Я сконфуженно улыбнулся и переложил четвертную к пачке других бумажек, праздно лежавших у меня в бумажнике.
* * *
Доброта Шванина начала сказываться через четыре дня,
– Алло! Слушаю вас… Слушаю…
– Это вы, Алексей Сергеевич?
– Ах, Дмитрий Михайлович! Какими судьбами?
– Вы только не сердитесь, голубчик, но мне прямо даже обидно…
– В чем дело?
– Я даже не поверил сначала… Разве у вас такие скверные обстоятельства?
– У меня? Нет, кажется, ничего…
– Ну, что там скрывать… Только почему вы не обращаетесь ко мне?

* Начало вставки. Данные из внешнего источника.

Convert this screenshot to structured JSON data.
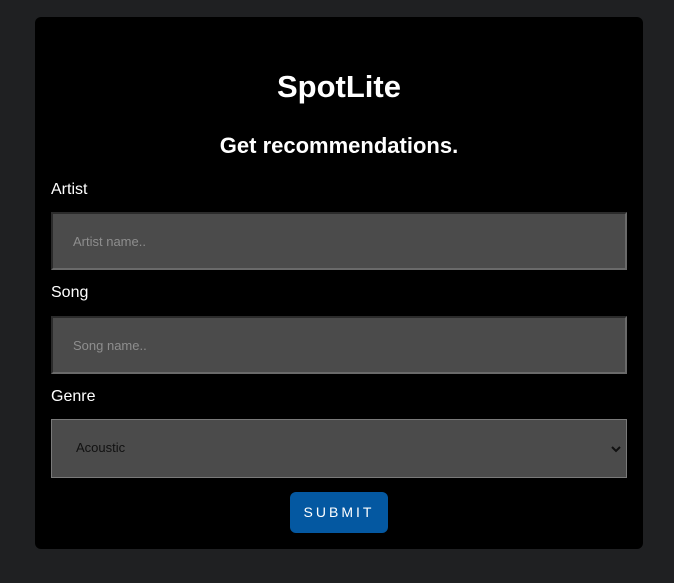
{
  "app": {
    "title": "SpotLite"
  },
  "form": {
    "heading": "Get recommendations.",
    "artist": {
      "label": "Artist",
      "placeholder": "Artist name.."
    },
    "song": {
      "label": "Song",
      "placeholder": "Song name.."
    },
    "genre": {
      "label": "Genre",
      "selected": "Acoustic",
      "icon": "chevron-down-icon"
    },
    "submit_label": "SUBMIT"
  },
  "colors": {
    "page_background": "#1f2022",
    "card_background": "#000000",
    "input_background": "#4b4b4b",
    "button_accent": "#0458a1"
  }
}
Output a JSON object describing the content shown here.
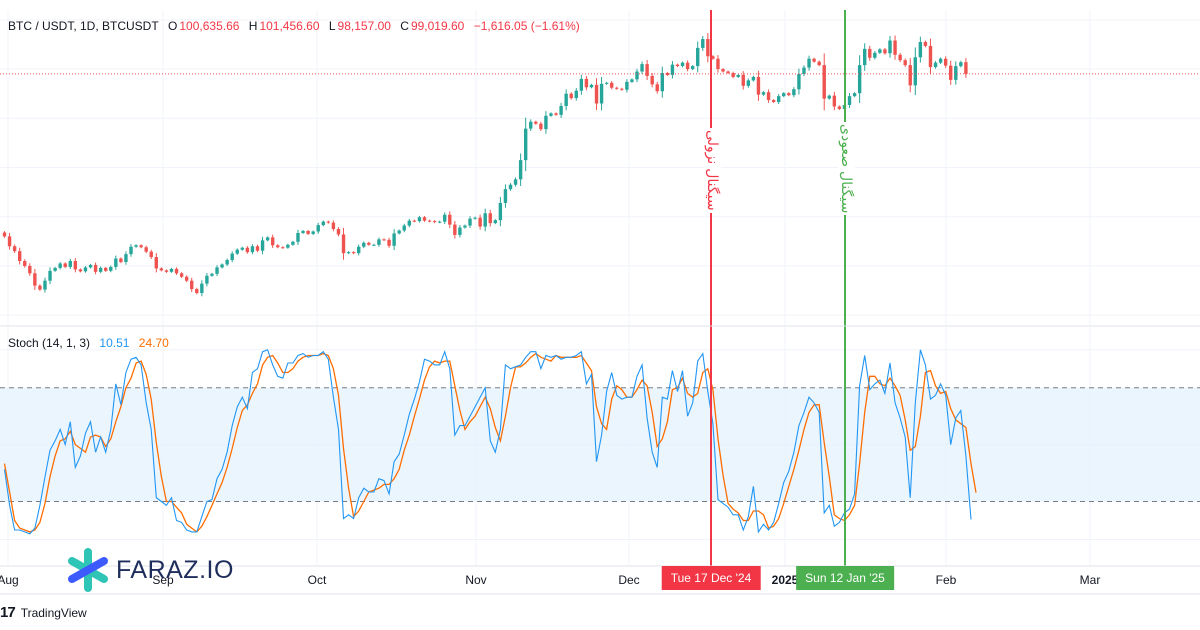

Через несколько месяцев мы с вами, можно сказать, будем родственниками, я так рад, что я отдаю дочь за такого милого молодого человека, а вы идете сначала к чужим людям…
– Я, право же, ничего не понимаю…
– Мне Шванин звонил, говорил, что дал вам двадцать пять рублей и даже не назначил срока…
– Дмитрий Михайлович, поверьте…
– Да, я сам понимаю, дело молодое… В картишки продулись?
– Поверьте мне…
– Да вы не волнуйтесь… Мне только неприятно, что у меня в доме вы всегда говорите о хороших заработках, о свободных деньгах, а тут на самом деле…
– Я же не просил… Вы понимаете…
– Вы отдайте ему… Одолжите у меня и отдайте…
– Я очень вам благодарен, но мне не нужно ваших денег, кроме того…
– Я вам не навязываю, но мне просто неприятно… Вы извините меня, может быть, это мещанство, но что делать… Неприятно, что жених моей дочери ходит и занимает четвертные у каких-то…
– Я бы просил вас, если это возможно… Алло! Алло… Дмитрий Михайлович… Барышня! Что вы нас разъединяете? Что? Повесил трубку… Ага… Хорошо…
* * *
– Что же, вы подыскиваете комнату себе? Мне, конечно, все равно, если моей квартирой гнушаются, я так, как хозяйка спрашиваю… Билетик надо вывесить…
– С чего вы взяли, Мария Михайловна? Садитесь, пожалуйста…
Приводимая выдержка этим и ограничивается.